Sofia Polgar (née 1974) a atteint le titre de Maître International et un ELO de 2545. Moins médiatisée que ses sœurs, elle a néanmoins contribué au "projet Polgar" en démontrant que même la "moins douée" des trois sœurs atteignait des sommets que 99% des joueurs n'approchent jamais.
Hou Yifan : la reine du jeu moderne
Née en 1994 à Xinghua (Chine), Hou Yifan est la joueuse dominante de sa génération. Elle a remporté le titre de Championne du Monde Féminine à 4 reprises (2010, 2011, 2013, 2016) — un record. Son ELO pic de 2686 la place systématiquement parmi les 100 meilleurs joueurs mondiaux, hommes et femmes confondus.
Ce qui distingue Hou Yifan des champions féminines précédentes : elle a choisi, comme Judit Polgar avant elle, de participer principalement aux tournois mixtes. Cette décision a été parfois incomprise dans le milieu des échecs féminins, mais elle s'est révélée payante : ses confrontations régulières contre les meilleurs hommes ont affûté son jeu d'une manière que les tournois purement féminins n'auraient pas permis.
En 2017, elle a décidé de suspendre sa carrière compétitive pour poursuivre des études universitaires à Oxford (en politique et économie). Ce choix, rare chez les sportifs de haut niveau, illustre une facette de sa personnalité que la communauté des échecs apprécie : l'intelligence totale, pas seulement l'intelligence échiquéenne.
« Je veux montrer que les joueuses d'échecs ne sont pas seulement de bonnes joueuses féminines — nous sommes de bonnes joueuses, tout court. » — Hou Yifan
Maia Chiburdanidze : la première soviétique
Maia Chiburdanidze, née en 1961 en Géorgie (alors URSS), a été l'une des plus grandes joueuses de l'ère soviétique. Elle remporte le titre de Championne du Monde Féminine en 1978 à 17 ans — un record de précocité pour ce titre. Son style, solide et polyvalent, reflète la formation soviétique de haut niveau qu'elle a reçue.
Son règne couvre les années 1978 à 1991 (avec une interruption en 1981 où Gaprindashvili récupère brièvement le titre), période pendant laquelle elle impose un style d'élite qui préfigure les joueuses modernes. Plusieurs de ses parties contre les hommes dans les tournois ouverts des années 80 restent des modèles de jeu positionnel.

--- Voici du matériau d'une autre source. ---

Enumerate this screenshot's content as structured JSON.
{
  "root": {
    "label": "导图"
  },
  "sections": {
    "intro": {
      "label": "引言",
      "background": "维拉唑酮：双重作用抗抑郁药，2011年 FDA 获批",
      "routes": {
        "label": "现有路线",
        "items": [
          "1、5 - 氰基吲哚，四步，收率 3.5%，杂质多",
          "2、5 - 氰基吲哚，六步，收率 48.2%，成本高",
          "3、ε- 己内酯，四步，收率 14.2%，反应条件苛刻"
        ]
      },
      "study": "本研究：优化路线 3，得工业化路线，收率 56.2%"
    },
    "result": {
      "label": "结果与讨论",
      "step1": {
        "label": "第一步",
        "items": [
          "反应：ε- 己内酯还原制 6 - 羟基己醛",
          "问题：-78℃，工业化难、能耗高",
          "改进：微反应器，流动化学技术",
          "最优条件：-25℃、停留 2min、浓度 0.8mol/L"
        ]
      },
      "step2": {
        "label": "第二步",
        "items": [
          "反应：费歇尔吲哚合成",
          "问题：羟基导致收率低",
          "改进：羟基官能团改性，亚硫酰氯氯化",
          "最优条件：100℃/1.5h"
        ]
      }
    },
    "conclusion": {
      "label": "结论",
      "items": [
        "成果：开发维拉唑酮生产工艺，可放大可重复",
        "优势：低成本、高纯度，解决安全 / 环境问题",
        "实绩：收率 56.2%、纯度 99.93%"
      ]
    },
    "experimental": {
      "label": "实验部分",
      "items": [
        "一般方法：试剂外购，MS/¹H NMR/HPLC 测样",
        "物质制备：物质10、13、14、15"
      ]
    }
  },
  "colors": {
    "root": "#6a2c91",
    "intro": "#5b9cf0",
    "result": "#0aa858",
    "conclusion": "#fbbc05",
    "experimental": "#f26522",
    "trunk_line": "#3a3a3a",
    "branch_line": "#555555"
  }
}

L'évolution : vers une parité progressive
L'essor des plateformes en ligne (lichess, chess.com) depuis 2010 a contribué à une démocratisation des échecs féminins. Les barrières d'accès (clubs physiques parfois peu accueillants pour les femmes, manque de modèles visibles) s'estompent progressivement. Le nombre de joueuses FIDE a plus que doublé entre 2010 et 2025.
Des joueuses comme Valentina Gunina, Nino Batsiashvili, et Aleksandra Goryachkina maintiennent des ELO autour de 2500-2560, confirmant que le pool de talent féminin continue de croître. Goryachkina a frôlé le titre mondial en 2020, perdant de peu contre Ju Wenjun dans un match serré de 14 parties.